In 940, the founder of Goryeo, King Taejo, changed the city's name to "Gyeongju", which literally means "Congratulatory district". In 987, as Goryeo adopted a system of having three additional capitals in politically important provinces outside Gaegyeong (nowadays Kaesong), Gyeongju was designated as "Donggyeong" ("East Capital"). However, that title was removed in 1012, the 3rd year of King Hyeongjong, due to political rivalries at that time, though Gyeongju was later made the seat of Yeongnam Province. It had jurisdiction over a wide area, including much of east-central Yeongnam, although this area was greatly reduced in the 13th century. Under the subsequent Joseon (1392–1910) dynasties, Gyeongju was no longer of national importance, but remained a regional center. In 1601, the city ceased to be the provincial capital.
Over these centuries, the city's relics suffered numerous assaults. In the 13th century, Mongol forces destroyed a nine-story wooden pagoda at Hwangnyongsa. During the Japanese invasions of Korea, the Gyeongju area became a heated battlefield, and Japanese forces burned the wooden structures at Bulguksa. Not all damage was due to invasions, however. In the early Joseon period, a great deal of damage was done to Buddhist sculptures on Namsan by Neo-Confucian radicals, who hacked arms and heads off statuary.
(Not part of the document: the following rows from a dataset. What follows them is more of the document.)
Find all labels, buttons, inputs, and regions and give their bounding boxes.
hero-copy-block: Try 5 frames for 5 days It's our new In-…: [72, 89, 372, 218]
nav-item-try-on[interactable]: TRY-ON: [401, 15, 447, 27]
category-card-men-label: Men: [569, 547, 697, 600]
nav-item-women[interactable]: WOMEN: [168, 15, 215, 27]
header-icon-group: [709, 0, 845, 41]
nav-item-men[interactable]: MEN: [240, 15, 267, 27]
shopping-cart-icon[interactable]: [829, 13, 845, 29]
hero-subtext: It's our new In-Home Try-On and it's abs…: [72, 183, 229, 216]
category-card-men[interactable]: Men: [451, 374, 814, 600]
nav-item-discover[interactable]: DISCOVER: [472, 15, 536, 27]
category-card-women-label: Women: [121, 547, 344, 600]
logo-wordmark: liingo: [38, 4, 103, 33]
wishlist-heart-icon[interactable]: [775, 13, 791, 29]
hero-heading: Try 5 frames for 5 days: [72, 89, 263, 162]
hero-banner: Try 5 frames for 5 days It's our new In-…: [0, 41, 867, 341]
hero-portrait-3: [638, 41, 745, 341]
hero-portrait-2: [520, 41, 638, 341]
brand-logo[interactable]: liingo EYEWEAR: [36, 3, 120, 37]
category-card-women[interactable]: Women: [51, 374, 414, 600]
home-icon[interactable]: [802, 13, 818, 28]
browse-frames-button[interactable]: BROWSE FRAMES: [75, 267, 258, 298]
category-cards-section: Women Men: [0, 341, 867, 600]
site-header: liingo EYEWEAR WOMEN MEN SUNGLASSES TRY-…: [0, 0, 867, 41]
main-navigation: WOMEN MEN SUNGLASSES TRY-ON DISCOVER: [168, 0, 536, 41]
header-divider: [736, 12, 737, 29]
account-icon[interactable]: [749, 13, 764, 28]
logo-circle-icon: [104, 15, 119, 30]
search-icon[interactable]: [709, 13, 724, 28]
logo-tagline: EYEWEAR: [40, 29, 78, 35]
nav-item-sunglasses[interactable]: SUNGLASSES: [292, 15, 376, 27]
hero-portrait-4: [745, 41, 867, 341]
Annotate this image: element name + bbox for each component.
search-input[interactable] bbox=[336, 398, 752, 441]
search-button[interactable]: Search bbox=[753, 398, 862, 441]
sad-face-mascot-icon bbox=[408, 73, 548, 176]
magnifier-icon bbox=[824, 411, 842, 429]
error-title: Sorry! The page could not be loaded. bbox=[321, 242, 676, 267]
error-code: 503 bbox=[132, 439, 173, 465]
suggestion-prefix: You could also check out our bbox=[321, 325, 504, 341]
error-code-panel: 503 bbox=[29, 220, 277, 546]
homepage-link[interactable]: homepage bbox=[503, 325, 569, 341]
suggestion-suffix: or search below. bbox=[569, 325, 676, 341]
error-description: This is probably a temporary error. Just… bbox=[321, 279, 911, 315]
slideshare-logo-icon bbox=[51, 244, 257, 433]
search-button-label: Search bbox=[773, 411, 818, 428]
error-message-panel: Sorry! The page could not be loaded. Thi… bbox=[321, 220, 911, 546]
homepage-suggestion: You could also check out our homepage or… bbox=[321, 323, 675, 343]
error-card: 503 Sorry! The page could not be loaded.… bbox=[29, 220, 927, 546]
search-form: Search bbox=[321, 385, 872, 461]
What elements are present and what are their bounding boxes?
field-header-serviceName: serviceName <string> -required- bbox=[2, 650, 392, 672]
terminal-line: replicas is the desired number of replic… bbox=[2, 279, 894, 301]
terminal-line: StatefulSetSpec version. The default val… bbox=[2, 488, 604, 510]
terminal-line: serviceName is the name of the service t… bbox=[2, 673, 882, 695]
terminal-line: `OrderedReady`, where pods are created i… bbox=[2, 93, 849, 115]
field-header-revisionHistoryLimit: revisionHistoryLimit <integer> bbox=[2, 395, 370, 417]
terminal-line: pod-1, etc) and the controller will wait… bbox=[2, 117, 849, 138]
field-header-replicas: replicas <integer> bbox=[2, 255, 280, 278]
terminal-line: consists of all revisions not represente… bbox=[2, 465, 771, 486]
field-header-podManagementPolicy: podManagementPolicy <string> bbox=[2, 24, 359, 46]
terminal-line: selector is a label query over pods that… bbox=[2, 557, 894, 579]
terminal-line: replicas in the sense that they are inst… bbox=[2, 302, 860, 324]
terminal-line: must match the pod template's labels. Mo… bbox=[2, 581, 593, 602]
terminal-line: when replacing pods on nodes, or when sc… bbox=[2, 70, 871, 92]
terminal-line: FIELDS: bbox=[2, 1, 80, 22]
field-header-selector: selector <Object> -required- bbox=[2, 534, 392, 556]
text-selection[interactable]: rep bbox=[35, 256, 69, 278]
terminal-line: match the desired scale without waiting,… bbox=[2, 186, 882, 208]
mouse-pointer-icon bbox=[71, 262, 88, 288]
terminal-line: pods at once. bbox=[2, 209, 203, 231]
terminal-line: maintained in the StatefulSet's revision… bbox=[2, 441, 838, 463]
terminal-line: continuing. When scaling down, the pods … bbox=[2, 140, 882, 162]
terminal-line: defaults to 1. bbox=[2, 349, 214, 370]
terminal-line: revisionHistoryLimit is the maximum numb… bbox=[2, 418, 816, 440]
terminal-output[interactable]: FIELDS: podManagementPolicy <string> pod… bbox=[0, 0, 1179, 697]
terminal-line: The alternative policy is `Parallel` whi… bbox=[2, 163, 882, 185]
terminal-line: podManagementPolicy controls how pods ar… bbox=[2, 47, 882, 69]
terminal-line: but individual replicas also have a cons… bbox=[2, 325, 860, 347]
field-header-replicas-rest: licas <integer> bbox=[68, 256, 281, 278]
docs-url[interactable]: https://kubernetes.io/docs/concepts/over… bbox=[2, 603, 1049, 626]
In the 20th century, the city had remained relatively small, no longer ranking among the major cities of Korea. During the early 20th century, many archaeological excavations were conducted, particularly inside the tombs which had remained largely intact over the centuries. A museum, the forerunner of the present-day Gyeongju National Museum, was inaugurated in 1915 to exhibit the excavated artifacts.
Gyeongju emerged as a railroad junction in the later years of the Japanese Occupation, as the Donghae Nambu Line and Jungang Line were established to prepare for Second Sino-Japanese War and to exploit rich resources of the eastern Korean peninsula. Following liberation in 1945, Korea was plunged into turmoil, and Gyeongju was no exception. Returnees from abroad were numerous; a village for them was constructed in present-day Dongcheon-dong. In a period marked by widespread conflict and unrest, the Gyeongju area became particularly notorious for the level of guerrilla activity in the mountains.
Although the Korean War broke out in 1950, most of Gyeongju was spared from the fighting, and remained under South Korean control throughout the conflict. However, for a brief time in late 1950 portions of the city stood on the front lines, as North Korean forces pushed the Pusan Perimeter southward from Pohang.
In the 1970s, Korea saw substantial industrial development, much of it centered in the Yeongnam region of which Gyeongju is a part. The POSCO steel mill in neighboring Pohang commenced operations in 1973, and the chemical manufacturing complex in Ulsan emerged in the same year. These developments helped to support the emergence of Gyeongju's manufacturing sector.